Some reporters, keen to the birth of a new star in the media cosmos, asked the sheriff to expand on his remarks, which he was only too happy to do. “When you look at unbalanced people,” he said, “how they respond to the vitriol that comes out of certain mouths about tearing down the government, the anger, the hatred, the bigotry that goes on in this country is getting to be outrageous. And unfortunately Arizona, I think, has become sort of the capital. We have become the Mecca for prejudice and bigotry.” (If I may be forgiven a brief tangent here, given that non-Muslims are forbidden from so much as entering the city, isn’t the Mecca for prejudice and bigotry really Mecca?)
And a media star was indeed born. After presumably searching his own soul and finding it pure, Dupnik continued to harp on this theme for the rest of the week, condemning political vitriol to anyone and everyone who strayed nearby long enough to offer him a camera and microphone. And there were lots of media outlets that, eager to apportion blame for the Tucson outrage on people other than the accused killer, offered both. Among these was MSNBC, that well known paragon of reasoned and restrained political debate.

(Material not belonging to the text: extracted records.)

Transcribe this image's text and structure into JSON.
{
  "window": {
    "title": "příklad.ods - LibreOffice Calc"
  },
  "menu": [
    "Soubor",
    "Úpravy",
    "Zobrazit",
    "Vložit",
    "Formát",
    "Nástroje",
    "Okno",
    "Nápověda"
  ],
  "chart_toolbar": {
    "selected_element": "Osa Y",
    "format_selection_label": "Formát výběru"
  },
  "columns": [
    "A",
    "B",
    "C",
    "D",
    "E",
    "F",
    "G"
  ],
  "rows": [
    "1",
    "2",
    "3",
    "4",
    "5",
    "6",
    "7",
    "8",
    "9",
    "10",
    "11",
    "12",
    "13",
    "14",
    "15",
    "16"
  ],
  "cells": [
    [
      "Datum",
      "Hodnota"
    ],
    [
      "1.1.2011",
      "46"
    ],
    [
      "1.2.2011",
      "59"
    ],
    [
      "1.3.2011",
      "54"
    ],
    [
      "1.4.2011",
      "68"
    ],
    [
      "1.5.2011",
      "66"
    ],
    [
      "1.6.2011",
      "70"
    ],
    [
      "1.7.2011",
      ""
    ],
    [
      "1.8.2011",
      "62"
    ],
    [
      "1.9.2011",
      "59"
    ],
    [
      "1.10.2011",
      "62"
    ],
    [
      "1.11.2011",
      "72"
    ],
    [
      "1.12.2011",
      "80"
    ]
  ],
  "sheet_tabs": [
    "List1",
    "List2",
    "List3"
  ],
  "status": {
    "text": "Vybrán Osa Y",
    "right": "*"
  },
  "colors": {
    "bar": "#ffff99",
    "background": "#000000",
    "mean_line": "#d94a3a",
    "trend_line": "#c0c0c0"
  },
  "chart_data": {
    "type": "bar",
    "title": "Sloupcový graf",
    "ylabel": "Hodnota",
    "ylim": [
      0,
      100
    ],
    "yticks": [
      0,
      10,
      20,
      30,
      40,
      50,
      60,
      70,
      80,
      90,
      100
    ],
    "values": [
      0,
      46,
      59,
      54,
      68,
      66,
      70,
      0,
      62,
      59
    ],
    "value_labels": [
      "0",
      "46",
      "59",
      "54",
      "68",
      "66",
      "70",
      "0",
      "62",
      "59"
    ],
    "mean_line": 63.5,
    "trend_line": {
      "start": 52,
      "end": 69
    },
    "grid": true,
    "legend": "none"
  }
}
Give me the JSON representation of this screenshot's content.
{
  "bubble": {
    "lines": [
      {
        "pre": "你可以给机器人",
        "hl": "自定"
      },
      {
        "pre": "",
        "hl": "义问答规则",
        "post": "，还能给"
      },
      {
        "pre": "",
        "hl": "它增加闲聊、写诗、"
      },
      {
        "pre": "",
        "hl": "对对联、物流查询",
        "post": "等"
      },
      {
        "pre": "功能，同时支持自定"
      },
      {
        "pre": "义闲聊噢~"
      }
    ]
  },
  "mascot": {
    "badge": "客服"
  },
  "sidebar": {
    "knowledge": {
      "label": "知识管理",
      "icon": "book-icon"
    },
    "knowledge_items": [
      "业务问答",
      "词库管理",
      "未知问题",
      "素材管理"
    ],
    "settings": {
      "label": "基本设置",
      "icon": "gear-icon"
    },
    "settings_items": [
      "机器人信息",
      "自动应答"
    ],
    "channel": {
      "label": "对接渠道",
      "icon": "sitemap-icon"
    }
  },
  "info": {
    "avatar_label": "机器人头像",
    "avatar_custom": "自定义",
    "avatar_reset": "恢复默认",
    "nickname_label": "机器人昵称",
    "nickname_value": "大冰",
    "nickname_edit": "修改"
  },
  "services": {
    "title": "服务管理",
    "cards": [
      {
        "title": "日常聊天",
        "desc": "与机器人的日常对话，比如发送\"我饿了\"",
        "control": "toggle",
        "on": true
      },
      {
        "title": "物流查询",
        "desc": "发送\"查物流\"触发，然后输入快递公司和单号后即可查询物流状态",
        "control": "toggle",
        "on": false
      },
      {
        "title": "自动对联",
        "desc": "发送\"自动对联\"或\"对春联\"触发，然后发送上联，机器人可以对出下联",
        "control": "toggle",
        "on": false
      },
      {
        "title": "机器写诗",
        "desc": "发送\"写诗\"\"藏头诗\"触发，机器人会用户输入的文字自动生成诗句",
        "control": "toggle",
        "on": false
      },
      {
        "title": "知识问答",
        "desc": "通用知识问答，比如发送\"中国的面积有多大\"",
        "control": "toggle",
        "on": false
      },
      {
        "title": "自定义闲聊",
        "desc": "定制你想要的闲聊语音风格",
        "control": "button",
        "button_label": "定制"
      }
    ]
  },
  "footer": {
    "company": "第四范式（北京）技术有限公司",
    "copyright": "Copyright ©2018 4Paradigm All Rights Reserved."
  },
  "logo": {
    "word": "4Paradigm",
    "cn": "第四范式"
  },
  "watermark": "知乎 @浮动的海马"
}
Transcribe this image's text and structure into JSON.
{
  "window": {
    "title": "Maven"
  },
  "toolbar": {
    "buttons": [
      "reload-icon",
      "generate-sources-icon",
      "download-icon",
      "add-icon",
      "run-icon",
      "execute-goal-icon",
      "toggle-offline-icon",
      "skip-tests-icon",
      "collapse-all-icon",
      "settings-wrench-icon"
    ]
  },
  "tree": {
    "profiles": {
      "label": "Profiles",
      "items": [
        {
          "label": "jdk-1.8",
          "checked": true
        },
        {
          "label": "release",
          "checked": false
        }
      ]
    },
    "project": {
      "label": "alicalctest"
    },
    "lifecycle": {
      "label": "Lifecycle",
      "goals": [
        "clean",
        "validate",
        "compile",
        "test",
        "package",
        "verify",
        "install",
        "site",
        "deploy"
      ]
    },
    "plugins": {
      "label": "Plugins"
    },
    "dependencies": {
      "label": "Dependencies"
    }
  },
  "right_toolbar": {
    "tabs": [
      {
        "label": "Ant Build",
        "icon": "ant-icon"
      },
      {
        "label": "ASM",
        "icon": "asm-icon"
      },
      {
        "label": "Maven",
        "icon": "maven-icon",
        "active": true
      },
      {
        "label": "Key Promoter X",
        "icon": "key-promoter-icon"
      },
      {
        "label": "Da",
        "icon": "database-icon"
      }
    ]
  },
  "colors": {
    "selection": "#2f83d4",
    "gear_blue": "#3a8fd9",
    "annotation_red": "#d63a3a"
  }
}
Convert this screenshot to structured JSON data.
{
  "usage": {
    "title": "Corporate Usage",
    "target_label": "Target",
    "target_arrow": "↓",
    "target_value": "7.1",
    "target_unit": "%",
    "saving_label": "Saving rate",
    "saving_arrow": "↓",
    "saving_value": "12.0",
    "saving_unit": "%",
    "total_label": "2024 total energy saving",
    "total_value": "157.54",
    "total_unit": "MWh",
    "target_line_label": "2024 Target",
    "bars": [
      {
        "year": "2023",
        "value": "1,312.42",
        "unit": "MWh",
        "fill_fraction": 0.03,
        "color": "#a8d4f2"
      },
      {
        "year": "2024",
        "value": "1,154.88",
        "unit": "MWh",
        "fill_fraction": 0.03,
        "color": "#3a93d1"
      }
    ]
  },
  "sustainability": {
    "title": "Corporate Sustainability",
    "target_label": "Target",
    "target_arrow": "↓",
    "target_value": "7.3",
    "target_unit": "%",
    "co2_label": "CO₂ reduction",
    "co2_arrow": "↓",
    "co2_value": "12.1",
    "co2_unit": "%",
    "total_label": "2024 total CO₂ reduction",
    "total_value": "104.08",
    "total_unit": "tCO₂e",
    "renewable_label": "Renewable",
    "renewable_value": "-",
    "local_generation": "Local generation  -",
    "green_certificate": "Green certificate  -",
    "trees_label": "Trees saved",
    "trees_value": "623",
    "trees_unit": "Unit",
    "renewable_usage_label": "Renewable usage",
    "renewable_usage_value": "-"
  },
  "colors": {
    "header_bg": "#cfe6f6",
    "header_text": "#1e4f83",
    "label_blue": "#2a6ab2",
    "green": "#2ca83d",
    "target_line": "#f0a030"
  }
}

Though one might argue about which of MSNBC’s hosts is the most vitriolic, I think the consensus among people who pay attention to such things is that it would be Keith Olbermann. The irony apparently lost on Sheriff Dupnik, he appeared on Olbermann’s Countdown program, where most evenings the host anoints someone, most often a conservative politician or media figure, as the “Worst Person in the World.”